Prowadzący program zapytał Andriejewa również o deklarację władz Warszawy, które chcą, aby centrum funduszu poświęconego odbudowie Ukrainy znajdowało się w Polsce, co potwierdził wicepremier Jacek Sasin. Zdaniem ambasadora, Polsce zależy tylko na pieniądzach.
„W tym przypadku chodzi o to, że polskie władze i polski biznes oczekują, że otrzymają znaczną część pieniędzy, które – jak się spodziewają – Zachód przeznaczy na odbudowę Ukrainy. W zasadzie jest to charakterystyczny sposób myślenia naszych polskich sąsiadów: kiedy pojawia się możliwość wykorzystania środków, które – co naturalne – w pierwszej kolejności będą przyznawane przez bogatsze, wiodące kraje UE, starają się oni z tej możliwości skorzystać” – krytykuje Andriejew.

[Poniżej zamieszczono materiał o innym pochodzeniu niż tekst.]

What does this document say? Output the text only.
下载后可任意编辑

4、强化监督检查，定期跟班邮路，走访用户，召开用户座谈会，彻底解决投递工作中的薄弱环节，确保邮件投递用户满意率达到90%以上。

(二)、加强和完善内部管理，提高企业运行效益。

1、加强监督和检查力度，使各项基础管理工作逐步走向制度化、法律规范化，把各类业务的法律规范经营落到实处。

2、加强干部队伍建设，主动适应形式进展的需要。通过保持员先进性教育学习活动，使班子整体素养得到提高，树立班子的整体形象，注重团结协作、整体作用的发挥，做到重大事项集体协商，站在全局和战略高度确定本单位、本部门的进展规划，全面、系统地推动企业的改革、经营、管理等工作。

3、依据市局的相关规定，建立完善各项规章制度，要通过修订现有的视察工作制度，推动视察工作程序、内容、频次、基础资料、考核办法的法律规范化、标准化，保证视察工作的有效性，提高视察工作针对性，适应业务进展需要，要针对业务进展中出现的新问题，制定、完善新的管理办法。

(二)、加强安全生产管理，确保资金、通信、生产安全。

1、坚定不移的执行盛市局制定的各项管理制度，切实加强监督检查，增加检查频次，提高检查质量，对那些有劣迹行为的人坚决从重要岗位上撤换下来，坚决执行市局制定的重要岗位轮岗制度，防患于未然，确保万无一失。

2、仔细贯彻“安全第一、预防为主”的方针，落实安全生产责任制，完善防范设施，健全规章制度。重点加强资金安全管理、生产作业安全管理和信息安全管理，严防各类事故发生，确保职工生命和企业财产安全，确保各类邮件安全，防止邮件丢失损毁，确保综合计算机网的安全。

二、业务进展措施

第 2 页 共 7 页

ZOBACZ: Ambasador Rosji ostrzega: NATO nie traktuje poważnie groźby wojny nuklearnej
Ambasador Rosji oblany farbą
9 maja Rosjanie obchodzą Dzień Zwycięstwa na pamiątkę pokonania hitlerowskich Niemiec w trakcie II wojny światowej. W południe ambasador Rosji Siergiej Andriejew miał złożyć wieniec, przed wejściem na Cmentarz został jednak zaatakowany przez Ukraińców, którzy zebrali się, by zaprotestować przeciwko rosyjskiej inwazji. W pewnym momencie grupka protestujących podbiegła do ambasadora i oblała go czerwoną farbą.